One interesting thing we saw was that thin layer capping with activated carbon can have quite a devastating effect on Lumbriculus variegatus. This is not too surprising, since the organisms are exposed to a high dose of pure activated carbon at the sediment-water interface. However, when we mixed the activated carbon with clay before applying (thus creating a thin layer cap that resembles natural sediment that is enriched with the sorbent), the adverse effects were a lot less severe.  This doesn’t mean there were no more adverse effects, but rather that they were at a comparable level to our other tested application method of mixing the activated carbon into the sediment.

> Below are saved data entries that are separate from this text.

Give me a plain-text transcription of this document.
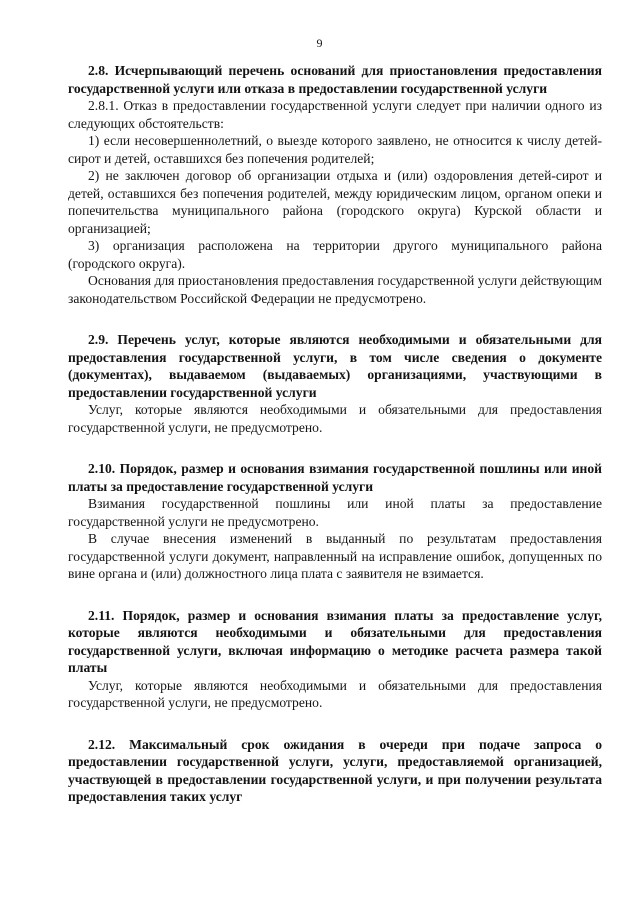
9

2.8. Исчерпывающий перечень оснований для приостановления предоставления государственной услуги или отказа в предоставлении государственной услуги

2.8.1. Отказ в предоставлении государственной услуги следует при наличии одного из следующих обстоятельств:

1) если несовершеннолетний, о выезде которого заявлено, не относится к числу детей-сирот и детей, оставшихся без попечения родителей;

2) не заключен договор об организации отдыха и (или) оздоровления детей-сирот и детей, оставшихся без попечения родителей, между юридическим лицом, органом опеки и попечительства муниципального района (городского округа) Курской области и организацией;

3) организация расположена на территории другого муниципального района (городского округа).

Основания для приостановления предоставления государственной услуги действующим законодательством Российской Федерации не предусмотрено.

2.9. Перечень услуг, которые являются необходимыми и обязательными для предоставления государственной услуги, в том числе сведения о документе (документах), выдаваемом (выдаваемых) организациями, участвующими в предоставлении государственной услуги

Услуг, которые являются необходимыми и обязательными для предоставления государственной услуги, не предусмотрено.

2.10. Порядок, размер и основания взимания государственной пошлины или иной платы за предоставление государственной услуги

Взимания государственной пошлины или иной платы за предоставление государственной услуги не предусмотрено.

В случае внесения изменений в выданный по результатам предоставления государственной услуги документ, направленный на исправление ошибок, допущенных по вине органа и (или) должностного лица плата с заявителя не взимается.

2.11. Порядок, размер и основания взимания платы за предоставление услуг, которые являются необходимыми и обязательными для предоставления государственной услуги, включая информацию о методике расчета размера такой платы

Услуг, которые являются необходимыми и обязательными для предоставления государственной услуги, не предусмотрено.

2.12. Максимальный срок ожидания в очереди при подаче запроса о предоставлении государственной услуги, услуги, предоставляемой организацией, участвующей в предоставлении государственной услуги, и при получении результата предоставления таких услуг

Picture 4: The transmission electron microscopy images (which you saw above) in the making. Photo: Inna Nybom.

From the results seen in this study we were able to draw some conclusions and implications for future field applications. To sum up, both methods are effective. What the thin layer capping method lacks in immediate effectiveness, it makes up for with its easier application and lower costs. When it comes to the adverse effects, we showed that neither one of the methods has a significant advantage over the other – if certain precautions, like avoiding to apply pure activated carbon, are made. So when deciding on a method, the important factors are mostly the available budget and equipment. Thin layer capping is a better option for sediment remediation in cases where special equipment required for other methods cannot be brought in easily (remote areas) or simply in cases where funds are limited. However, before deciding whether or not to utilize activated carbon in general (and big scale), we will have to make sure that its own adverse effects to the environment are not worse than the pollution effects!

Lastly – if you check our blog post on the first field trial of activated carbon based sediment remediation in Finland, you will probably spot some of these implications already “in action”!